It is thanks to civil servants like Michael Ambühl that events such as the Swiss-European Union summit on Wednesday are possible.This content was published on May 19, 2004 - 20:31
But these diplomats hardly ever appear on the photographs. They work behind the scenes.
Unlike other countries, Switzerland doesn’t have special training schools for diplomats.
However, this doesn’t prevent them from having top-notch negotiators – as the bilateral accords between Switzerland and the EU demonstrate.
“It is totally accepted, indeed respected that a country like Switzerland stands up for its interests,” Ambühl, head of the Swiss-EU Integration Office, told Swiss French radio.
“What’s important is to be consistent and play fair when you defend your position,” added the principal architect of the deal with the EU.
“Ultimate success comes when you’ve got parliamentary approval, and, in the case of a referendum, popular approval.”
There’s no doubt that Swiss diplomacy has been effective. “It underlines the quality and competence of our negotiators,” said Pierre Dubois of the Graduate Institute for International Studies in Geneva.
He added that it was sensible choice to select Ambühl who devised the negotiating strategy.
But strategy is just one part of the equation. “The chief negotiator also has to coordinate the working teams who are responsible for each of the topics under discussion,” said Luzius Wasescha, a senior Swiss trade official.
“He has to keep on eye on balancing the give and take around the negotiating table.”
The role requires a range of qualities which are often acquired on the job. “Our diplomats gain their skills hands-on,” said Dubois.
“I learnt this trade, drafting the minutes of the meeting between Switzerland and the European Community (the first free-trade agreement of 1972),” said former secretary of state, Franz Blankart.
Blankart, who was also the chief negotiator during the negotiations on the European Economic Area, stresses the value of observation in learning the tricks of the trade.
It’s a view shared by Cornelio Sommaruga, who like Franz Blankart, was a former state secretary for economic affairs.

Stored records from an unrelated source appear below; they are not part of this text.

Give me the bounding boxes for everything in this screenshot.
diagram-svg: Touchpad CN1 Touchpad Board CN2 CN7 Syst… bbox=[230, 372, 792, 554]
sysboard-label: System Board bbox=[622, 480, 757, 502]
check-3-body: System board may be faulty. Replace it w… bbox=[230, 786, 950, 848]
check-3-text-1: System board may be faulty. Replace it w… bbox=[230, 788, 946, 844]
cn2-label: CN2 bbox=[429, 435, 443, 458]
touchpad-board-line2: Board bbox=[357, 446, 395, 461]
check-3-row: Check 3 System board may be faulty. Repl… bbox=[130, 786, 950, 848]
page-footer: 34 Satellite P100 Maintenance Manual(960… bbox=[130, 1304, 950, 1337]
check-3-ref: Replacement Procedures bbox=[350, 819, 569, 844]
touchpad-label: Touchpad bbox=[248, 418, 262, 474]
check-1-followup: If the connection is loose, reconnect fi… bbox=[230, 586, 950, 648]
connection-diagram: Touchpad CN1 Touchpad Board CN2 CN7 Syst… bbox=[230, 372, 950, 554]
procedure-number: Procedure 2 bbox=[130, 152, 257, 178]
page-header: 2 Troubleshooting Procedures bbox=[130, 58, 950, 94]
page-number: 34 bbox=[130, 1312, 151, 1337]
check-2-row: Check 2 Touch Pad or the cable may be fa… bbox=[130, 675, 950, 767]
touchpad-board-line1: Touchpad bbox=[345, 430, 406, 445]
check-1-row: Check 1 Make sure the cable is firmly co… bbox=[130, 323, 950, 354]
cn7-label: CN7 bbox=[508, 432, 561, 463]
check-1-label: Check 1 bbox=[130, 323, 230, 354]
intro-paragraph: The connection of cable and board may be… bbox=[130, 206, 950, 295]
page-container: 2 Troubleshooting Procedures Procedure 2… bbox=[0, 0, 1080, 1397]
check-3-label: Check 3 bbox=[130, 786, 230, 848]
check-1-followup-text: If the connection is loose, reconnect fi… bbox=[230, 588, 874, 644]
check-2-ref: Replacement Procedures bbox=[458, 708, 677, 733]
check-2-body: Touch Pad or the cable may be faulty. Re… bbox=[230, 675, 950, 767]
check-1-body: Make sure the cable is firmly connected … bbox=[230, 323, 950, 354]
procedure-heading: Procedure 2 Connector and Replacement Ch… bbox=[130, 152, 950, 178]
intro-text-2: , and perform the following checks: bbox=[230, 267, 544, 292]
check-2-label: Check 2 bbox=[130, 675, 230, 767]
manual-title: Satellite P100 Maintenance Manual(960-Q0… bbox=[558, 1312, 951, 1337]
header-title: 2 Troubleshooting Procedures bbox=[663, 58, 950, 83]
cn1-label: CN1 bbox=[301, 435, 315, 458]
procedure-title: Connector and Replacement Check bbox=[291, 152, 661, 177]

Sommaruga based his working methods on three principles – know your discussion partners and create a good rapport with them; know your subject inside out; be clear on your goals and stick rigidly to them.
These principles shouldn’t stop you exploiting your opponent’s weaknesses. “A negotiator doesn’t have to be liked. He must be respected,” said Blankart.
Like every game involving strategy, the negotiator must employ a wide range of tactics. Blankart reveals one of them.
“The Chinese discovered it a thousand years ago,” said Blankart. “It consists of opposing a perfectly acceptable proposition so that you can later accept it in a spirit of compromise and trade it off against something else.”
“It’s as simple as it’s effective but it’s only a possibility if the press doesn’t get wind of it.”
When they join the Swiss foreign ministry, trainee diplomats have a year’s apprenticeship (three months in Bern and the rest of the year at a Swiss embassy).
“Initiation in the arts of negotiation lasts a week in Brussels,” said Sabine Ulmann, who handles training and recruitment at the foreign ministry.
“When they’ve finished, the diplomats have regular training courses, linked to the tasks they have to deal with.”
The other “centre of competence” when it comes to international negotiations is to be found at the State Secretariat for Economic Affairs (SECO).
“New arrivals have courses in negotiating techniques including theory and practice,” said Wasescha.
“When a negotiating theme emerges, we form a team which includes people from all the relevant ministries. All these people take courses so that they can carry out their new task.”
SECO benefits from its ties with the Swiss economy. “Companies which work abroad supply us with invaluable information about the countries we’re negotiating with,” said Wasescha.
“This local knowledge is one of our biggest assets.”
According to the Swiss historian, Hans-Ulrich Jost, this practice has been going on for some time.
“At the end of the 1940s, the government gave a mandate to the private sector – big industrialists or bankers – to defend its interest on the international stage.”
Jost added that as far as negotiations are concerned, the main stakes have not changed really changed much since this time.
“Don’t over-estimate the strategies and aims of the Swiss negotiators," he said. "Often, it’s a question of protecting the revenues of companies which operate internationally.”
swissinfo, Frédéric Burnand in Geneva
A winning strategy:
In the first round of bilateral negotiations, the EU insisted on dealing with all the issues as one package.
In this round, Switzerland adopted the same approach. The EU was unable to get a deal on the savings tax directive without reaching agreement on the other dossiers.
Since it was vital for the EU to get a deal on the savings tax directive, Switzerland had a good bargaining position.